Utama seni visual

Seni Mathura seni Buddha

Seni Mathura seni Buddha
Seni Mathura seni Buddha

Video: Dhaaun Dhaaun Bajuchi Baja || Shishu Batika - Salman Creation ( Odia cartoon song ) 2024, Juli

Video: Dhaaun Dhaaun Bajuchi Baja || Shishu Batika - Salman Creation ( Odia cartoon song ) 2024, Juli
Anonim

Seni Mathura, gaya seni visual Buddhis yang berkembang di pusat perdagangan dan ziarah Mathura, Uttar Pradesh, India, dari abad ke-2 sM hingga abad ke-12; kontribusinya yang paling khas dibuat selama periode Kushan dan Gupta (abad 1-6 M). Gambar-gambar di batupasir merah berbintik-bintik dari tambang Sīkri terdekat ditemukan tersebar luas di India tengah utara, membuktikan pentingnya Mathura sebagai pengekspor patung.

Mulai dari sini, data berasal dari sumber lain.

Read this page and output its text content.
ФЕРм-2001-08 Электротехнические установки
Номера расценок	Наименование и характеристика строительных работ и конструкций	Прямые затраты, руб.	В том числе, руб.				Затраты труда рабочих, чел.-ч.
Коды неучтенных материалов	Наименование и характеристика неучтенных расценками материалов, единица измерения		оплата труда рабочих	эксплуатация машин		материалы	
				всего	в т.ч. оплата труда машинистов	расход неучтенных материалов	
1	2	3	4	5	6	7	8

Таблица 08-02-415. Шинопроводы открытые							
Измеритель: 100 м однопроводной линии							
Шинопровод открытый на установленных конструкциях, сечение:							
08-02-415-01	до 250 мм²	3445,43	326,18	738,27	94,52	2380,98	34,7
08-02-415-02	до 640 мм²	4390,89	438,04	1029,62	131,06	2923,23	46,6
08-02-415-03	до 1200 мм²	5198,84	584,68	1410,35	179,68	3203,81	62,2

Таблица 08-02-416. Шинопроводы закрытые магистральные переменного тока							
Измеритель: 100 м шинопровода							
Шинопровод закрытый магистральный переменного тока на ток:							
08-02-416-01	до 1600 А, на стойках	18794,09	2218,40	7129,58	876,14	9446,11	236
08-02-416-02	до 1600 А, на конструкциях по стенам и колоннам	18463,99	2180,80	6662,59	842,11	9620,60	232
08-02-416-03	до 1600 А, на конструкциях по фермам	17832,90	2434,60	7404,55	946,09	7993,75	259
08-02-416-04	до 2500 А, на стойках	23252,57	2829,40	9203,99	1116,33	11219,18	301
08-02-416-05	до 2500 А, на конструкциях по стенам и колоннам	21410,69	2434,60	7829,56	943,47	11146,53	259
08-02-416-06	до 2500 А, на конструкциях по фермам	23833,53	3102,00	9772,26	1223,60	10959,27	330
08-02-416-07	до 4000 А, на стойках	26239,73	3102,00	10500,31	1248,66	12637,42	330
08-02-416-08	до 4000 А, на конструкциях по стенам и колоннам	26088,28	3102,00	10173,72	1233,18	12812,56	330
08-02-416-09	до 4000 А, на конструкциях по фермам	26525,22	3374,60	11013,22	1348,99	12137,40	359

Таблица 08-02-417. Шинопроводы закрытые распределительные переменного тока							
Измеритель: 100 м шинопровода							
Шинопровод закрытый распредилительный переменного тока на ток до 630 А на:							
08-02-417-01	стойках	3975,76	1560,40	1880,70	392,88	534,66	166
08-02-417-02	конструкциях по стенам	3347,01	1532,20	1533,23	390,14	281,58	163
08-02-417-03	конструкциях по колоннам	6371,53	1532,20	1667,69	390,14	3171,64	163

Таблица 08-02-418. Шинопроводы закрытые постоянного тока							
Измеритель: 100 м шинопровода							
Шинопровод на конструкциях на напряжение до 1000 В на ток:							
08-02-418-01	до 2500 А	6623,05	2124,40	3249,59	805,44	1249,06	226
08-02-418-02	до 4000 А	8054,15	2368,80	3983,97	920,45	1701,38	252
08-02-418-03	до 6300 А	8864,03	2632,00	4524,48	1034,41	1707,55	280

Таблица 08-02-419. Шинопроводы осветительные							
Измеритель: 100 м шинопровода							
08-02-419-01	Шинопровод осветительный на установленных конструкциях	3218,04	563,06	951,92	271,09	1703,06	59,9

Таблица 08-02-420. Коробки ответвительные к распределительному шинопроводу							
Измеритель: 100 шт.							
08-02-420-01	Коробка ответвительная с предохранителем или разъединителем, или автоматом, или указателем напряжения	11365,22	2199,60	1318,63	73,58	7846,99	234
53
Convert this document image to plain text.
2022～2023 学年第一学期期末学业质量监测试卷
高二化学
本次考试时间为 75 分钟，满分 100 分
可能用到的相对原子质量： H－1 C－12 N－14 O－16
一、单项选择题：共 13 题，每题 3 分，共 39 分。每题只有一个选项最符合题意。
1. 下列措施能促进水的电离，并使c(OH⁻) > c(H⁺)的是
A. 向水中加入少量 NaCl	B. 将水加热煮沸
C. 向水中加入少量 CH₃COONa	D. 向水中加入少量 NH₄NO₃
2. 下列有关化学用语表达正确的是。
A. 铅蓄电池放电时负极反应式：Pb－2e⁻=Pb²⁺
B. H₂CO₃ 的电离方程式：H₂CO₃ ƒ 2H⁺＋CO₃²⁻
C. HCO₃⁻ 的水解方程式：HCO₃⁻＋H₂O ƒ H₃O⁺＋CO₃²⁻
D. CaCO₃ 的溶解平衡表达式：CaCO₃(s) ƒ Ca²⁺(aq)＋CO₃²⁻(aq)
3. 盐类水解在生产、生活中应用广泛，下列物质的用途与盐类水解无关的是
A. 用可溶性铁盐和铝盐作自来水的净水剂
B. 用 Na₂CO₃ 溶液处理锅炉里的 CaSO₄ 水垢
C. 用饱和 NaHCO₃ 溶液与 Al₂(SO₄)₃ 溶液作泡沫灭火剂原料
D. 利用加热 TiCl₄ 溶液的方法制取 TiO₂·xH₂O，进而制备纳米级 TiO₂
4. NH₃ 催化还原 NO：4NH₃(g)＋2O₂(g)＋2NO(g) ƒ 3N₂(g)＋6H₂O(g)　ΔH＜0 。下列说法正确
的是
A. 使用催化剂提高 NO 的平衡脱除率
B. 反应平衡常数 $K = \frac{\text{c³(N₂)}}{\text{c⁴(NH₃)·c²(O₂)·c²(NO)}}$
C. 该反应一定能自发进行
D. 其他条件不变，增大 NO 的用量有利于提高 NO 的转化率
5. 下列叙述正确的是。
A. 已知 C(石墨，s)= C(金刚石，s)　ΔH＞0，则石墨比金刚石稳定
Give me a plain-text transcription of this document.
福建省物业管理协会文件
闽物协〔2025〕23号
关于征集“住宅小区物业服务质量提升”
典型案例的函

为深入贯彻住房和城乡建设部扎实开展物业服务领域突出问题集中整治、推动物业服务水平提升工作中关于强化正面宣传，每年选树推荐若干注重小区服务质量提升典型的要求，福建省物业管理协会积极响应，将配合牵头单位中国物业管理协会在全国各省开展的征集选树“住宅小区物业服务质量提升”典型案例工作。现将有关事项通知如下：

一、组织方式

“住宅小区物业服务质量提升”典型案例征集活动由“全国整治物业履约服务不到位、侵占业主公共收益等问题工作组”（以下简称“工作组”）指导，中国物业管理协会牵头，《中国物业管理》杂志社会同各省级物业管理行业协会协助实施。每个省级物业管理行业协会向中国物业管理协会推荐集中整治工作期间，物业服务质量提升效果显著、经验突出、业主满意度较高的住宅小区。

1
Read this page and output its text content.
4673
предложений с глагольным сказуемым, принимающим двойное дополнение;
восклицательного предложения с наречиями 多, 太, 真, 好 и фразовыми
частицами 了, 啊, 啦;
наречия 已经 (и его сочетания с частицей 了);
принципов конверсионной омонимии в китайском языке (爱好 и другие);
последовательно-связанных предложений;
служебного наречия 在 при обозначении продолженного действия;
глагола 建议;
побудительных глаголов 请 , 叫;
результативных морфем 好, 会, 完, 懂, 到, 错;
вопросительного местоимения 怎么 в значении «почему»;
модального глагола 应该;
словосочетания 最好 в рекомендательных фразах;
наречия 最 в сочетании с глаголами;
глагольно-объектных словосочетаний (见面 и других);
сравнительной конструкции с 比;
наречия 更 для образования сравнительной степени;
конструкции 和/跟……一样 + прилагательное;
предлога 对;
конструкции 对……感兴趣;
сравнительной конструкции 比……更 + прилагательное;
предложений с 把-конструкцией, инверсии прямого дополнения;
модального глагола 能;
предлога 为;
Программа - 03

Aliran Mathura adalah sezaman dengan aliran seni Kushan kedua yang penting, yaitu aliran Gandhāra di barat laut, yang menunjukkan pengaruh Yunani-Romawi yang kuat. Sekitar abad ke-1, setiap daerah tampaknya telah berevolusi secara terpisah mewakili Buddha. Gambar-gambar Mathura terkait dengan angka-angka yakṣa (dewa alam laki-laki) sebelumnya, suatu kemiripan yang sangat jelas dalam gambar-gambar Buddha berdiri kolosal dari periode Kushan awal. Dalam hal ini, dan pada Buddha yang duduk lebih representatif, efek keseluruhannya adalah energi yang sangat besar. Pundaknya lebar, dada membengkak, dan kakinya tertanam kuat dengan jarak kaki terpisah. Karakteristik lainnya adalah kepala yang dicukur; uṣṇīṣa (tonjolan di bagian atas kepala) ditunjukkan oleh spiral berjenjang; wajah tersenyum bulat; lengan kanan terangkat dalam abhaya-mudrā (gerakan menenteramkan); lengan kiri akimbo atau beristirahat di paha; gorden dengan rapat membentuk tubuh dan disusun melipat di atas lengan kiri, meninggalkan bahu kanan terbuka; dan kehadiran tahta singa daripada tahta lotus. Kemudian, rambut itu mulai diperlakukan sebagai serangkaian spiral datar pendek yang terletak dekat dengan kepala, tipe yang kemudian menjadi representasi standar di seluruh dunia Buddhis.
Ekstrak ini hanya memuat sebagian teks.